I do not stop to exhibit the elective franchise as essential to the security of the freedman, without which he will be the prey of Slavery in some new form, and cannot rise to the stature of manhood. In opening this debate I presented the argument fully. Suffice it to say, that Emancipation will fail in beneficence, if you do not assure to the former slave all the rights of the citizen. Until you do this, your work will be only half done, and the freedman only half a man.
Such, Sir, are four sources of power,—each ample: first, the necessity of the case, as with Territories, where there is no other jurisdiction; secondly, the rights of war, under which all needful safeguards for the future may be required; thirdly, the duty to guaranty to every State in the Union a republican form of government; and, fourthly, the authority to “enforce” the abolition of Slavery by “appropriate legislation.” Out of each and all Congress may derive its power. It only remains that it should act as becomes the representatives of the American people.
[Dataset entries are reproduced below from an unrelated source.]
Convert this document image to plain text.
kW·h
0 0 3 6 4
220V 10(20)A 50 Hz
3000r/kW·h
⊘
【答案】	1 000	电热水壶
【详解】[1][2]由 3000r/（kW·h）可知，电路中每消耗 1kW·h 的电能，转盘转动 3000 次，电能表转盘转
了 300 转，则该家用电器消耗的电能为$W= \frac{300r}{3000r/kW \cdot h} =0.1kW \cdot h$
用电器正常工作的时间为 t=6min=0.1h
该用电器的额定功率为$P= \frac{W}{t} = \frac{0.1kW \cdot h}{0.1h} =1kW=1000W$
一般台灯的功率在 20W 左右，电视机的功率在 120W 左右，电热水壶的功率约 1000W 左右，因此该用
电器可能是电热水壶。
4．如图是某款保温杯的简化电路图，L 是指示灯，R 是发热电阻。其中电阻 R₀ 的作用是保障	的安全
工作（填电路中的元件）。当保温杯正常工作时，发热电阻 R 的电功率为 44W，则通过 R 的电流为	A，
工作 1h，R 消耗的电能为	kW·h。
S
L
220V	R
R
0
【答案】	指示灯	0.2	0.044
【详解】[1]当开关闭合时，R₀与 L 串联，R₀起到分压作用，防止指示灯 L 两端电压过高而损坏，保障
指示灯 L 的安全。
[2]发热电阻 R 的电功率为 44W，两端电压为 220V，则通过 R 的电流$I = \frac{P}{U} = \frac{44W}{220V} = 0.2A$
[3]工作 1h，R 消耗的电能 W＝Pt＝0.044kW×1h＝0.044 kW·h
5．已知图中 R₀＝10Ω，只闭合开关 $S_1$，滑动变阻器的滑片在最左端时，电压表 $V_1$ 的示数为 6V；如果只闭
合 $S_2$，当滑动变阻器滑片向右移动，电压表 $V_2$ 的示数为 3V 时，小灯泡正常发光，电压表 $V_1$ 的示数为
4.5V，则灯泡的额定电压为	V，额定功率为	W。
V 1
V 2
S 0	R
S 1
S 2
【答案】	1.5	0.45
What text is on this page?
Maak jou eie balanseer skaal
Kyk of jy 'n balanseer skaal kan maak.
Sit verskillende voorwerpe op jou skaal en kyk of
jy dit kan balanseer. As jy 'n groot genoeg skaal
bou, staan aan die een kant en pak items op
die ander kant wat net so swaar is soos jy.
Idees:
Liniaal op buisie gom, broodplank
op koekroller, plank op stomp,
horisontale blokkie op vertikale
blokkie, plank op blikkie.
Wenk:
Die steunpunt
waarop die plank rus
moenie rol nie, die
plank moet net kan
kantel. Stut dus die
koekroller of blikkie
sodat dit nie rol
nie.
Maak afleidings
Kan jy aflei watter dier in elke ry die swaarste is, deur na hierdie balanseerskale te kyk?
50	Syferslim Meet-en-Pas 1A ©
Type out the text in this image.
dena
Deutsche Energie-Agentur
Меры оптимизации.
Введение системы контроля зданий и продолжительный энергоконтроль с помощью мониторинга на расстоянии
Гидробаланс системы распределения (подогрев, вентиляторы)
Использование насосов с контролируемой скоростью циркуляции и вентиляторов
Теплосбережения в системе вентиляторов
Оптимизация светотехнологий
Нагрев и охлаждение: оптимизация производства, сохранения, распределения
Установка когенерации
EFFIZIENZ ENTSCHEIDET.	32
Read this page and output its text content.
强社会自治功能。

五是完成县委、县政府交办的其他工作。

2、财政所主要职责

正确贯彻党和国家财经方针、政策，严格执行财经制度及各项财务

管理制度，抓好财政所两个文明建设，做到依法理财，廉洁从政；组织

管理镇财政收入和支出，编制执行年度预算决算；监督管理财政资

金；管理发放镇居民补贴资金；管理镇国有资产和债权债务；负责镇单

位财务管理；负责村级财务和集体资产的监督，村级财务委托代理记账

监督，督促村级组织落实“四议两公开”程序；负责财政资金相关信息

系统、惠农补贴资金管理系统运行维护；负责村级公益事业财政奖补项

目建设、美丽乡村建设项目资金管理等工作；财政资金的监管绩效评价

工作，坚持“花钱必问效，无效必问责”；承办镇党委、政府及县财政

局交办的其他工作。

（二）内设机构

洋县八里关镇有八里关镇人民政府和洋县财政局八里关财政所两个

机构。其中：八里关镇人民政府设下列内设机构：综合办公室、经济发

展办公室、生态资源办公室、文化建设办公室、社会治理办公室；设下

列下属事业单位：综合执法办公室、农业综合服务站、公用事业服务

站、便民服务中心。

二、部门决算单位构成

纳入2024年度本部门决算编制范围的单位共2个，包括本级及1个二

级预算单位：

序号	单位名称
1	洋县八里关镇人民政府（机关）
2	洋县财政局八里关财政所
Mr. President, as I am about to close, allow me to remind you once more, that, from the nature of the case and from the character of your obligations, the work of Emancipation must be completed by the National Government. It cannot be left to become the sport of sectional prejudice or wayward passion. It began with you, and it is for you to give it that final assurance to be found only in Enfranchisement. It is for you to “maintain” the former slave in the liberty he received at your hands. Such a duty cannot be renounced or delegated. It must be sacredly performed by the National Government, according to its original pledge in the Proclamation of Emancipation, and according to all the suggestions of reason. Humanity, too, joins in the cry. You cannot consent that the child Emancipation, born of your breath, shall be surrendered to the custody of enemies. Take it in your arms, I entreat you, and nurse it into strength. Be instructed by the examples of history, teaching that the masters of slaves cannot be trusted to legislate for them,—a conclusion announced by the best English statesmen, speaking from their experience, in words which I have often quoted. I refer to the concurring voice of Edmund Burke, George Canning, and Henry Brougham. Thus, by testimony as well as by reason, in harmony with the national pledge, we are admonished that the work must be done by the Nation.
Do not say that you have not the power, when the will only is needed. It is the part of a good judge to amplify his jurisdiction: Boni judicis est ampliare jurisdictionem. Such is an approved maxim of law, handed down from early days. Kindred in character are other maxims, which enjoin the duty of inclining always in favor of Liberty, to the extent of catching at anything, even a twine thread, by which to save it. But on this occasion the good Congress need not amplify its jurisdiction. Enough, if it enforces what plainly exists. It need not catch at any twine thread to save Liberty. The great cables of the Constitution, with mighty anchors, are at command.